Abstract. As introduced in Chapter 1, longitudinal and panel data are often heterogeneous and may suffer from problems of attrition. This chapter describes models for handling these tendencies, as well as models designed to handle omitted-variable bias.
Heterogeneity may be induced by (1) fixed effects, (2) random effects, or (3) within-subject covariances. In practice, distinguishing among these mechanisms can be difficult, although, as the chapter points out, it is not always necessary. The chapter also describes the well-known Hausman test for distinguishing between estimators based on fixed versus random effects.

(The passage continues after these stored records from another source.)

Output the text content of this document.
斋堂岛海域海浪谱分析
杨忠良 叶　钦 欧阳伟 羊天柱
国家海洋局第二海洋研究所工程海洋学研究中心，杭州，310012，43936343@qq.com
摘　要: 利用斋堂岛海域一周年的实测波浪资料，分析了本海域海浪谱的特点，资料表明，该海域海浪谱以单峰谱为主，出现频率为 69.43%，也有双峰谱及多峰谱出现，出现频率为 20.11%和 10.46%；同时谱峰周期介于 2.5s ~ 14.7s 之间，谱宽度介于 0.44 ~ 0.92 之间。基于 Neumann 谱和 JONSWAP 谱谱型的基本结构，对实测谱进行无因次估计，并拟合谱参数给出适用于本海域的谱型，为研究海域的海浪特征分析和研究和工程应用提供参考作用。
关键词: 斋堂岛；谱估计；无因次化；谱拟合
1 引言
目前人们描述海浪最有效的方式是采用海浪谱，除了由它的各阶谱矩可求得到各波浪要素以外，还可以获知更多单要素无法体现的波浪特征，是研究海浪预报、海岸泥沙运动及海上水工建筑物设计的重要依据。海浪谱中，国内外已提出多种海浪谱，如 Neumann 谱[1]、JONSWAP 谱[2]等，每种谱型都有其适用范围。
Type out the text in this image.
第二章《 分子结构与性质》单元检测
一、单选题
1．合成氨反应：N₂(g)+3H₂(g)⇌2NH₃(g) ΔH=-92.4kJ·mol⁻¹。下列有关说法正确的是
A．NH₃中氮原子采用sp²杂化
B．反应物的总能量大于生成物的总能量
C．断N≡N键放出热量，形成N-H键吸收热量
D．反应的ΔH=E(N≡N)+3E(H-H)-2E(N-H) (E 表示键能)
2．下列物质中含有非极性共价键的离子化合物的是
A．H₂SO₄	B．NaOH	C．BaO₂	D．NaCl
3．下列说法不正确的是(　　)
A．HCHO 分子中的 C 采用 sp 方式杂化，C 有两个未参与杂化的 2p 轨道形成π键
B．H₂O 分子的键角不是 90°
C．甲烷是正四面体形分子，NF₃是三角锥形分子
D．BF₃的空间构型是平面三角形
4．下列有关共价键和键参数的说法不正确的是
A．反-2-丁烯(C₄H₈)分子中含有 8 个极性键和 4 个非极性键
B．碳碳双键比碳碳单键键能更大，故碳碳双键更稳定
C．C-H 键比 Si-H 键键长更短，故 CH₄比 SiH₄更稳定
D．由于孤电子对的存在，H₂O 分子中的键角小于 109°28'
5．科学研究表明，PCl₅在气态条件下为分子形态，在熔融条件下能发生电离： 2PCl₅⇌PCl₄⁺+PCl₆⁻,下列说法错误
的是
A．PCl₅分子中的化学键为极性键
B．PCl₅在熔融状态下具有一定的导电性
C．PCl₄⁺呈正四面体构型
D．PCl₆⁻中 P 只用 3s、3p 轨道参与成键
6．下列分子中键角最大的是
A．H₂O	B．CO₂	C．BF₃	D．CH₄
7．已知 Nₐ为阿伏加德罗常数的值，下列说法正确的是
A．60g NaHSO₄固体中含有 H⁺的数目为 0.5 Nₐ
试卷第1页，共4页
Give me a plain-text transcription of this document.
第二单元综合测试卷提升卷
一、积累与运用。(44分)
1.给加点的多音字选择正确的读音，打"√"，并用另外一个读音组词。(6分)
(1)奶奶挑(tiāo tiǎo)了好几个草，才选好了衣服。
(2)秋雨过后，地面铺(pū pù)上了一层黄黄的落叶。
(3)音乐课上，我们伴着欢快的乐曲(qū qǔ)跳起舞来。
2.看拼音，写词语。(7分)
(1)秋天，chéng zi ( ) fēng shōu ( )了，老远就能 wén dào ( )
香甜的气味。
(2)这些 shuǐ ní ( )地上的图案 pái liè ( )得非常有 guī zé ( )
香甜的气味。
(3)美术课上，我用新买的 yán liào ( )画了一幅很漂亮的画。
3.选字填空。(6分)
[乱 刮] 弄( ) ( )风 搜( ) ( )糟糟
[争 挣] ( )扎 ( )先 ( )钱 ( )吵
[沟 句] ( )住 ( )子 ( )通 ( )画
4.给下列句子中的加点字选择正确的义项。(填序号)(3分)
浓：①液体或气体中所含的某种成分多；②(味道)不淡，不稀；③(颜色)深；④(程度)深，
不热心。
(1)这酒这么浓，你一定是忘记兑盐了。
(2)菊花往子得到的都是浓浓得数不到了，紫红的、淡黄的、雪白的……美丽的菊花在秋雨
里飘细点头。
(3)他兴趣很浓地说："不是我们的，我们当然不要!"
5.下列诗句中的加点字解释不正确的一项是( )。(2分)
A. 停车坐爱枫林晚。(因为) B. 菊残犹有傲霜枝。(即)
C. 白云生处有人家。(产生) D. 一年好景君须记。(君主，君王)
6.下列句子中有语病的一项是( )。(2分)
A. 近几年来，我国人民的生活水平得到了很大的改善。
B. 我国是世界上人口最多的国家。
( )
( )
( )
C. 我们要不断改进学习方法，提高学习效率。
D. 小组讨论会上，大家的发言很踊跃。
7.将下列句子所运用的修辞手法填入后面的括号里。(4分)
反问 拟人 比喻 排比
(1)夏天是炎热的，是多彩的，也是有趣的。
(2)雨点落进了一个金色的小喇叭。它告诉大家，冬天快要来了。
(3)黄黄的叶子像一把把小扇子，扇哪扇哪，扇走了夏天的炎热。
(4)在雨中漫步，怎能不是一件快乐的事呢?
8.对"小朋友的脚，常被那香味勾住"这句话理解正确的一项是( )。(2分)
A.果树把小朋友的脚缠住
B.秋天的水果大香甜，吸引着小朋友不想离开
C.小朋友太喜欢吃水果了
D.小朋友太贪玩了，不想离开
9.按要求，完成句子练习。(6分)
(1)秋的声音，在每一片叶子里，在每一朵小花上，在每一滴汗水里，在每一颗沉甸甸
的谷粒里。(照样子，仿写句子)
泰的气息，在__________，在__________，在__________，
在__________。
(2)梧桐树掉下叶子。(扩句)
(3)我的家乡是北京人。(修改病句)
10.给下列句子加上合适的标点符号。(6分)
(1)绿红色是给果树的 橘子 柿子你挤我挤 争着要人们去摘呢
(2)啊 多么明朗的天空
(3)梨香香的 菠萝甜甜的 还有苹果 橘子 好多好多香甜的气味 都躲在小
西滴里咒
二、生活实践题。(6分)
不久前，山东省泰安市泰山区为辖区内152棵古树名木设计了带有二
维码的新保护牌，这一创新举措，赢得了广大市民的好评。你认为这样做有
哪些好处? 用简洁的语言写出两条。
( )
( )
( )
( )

As pointed out by Mundlak (1978aE), the Hausman test provides a test of the significance of time-constant omitted variables, certain types of which are handled well by longitudinal and panel data.
This ability to deal with omitted variables is one of the important benefits of using longitudinal and panel data; in contrast, attrition is one of the main drawbacks. The chapter reviews methods for detecting biases arising from attrition and introduces models that provide corrections for attrition difficulties.
Heterogeneity is a common feature of many longitudinal and panel data sets. When we think of longitudinal data, we think of repeated measurements on subjects. This text emphasizes repeated observations over time, although other types of clustering are of interest. For example, one could model the family unit as a “subject” and have individual measurements of family members as the repeated observations.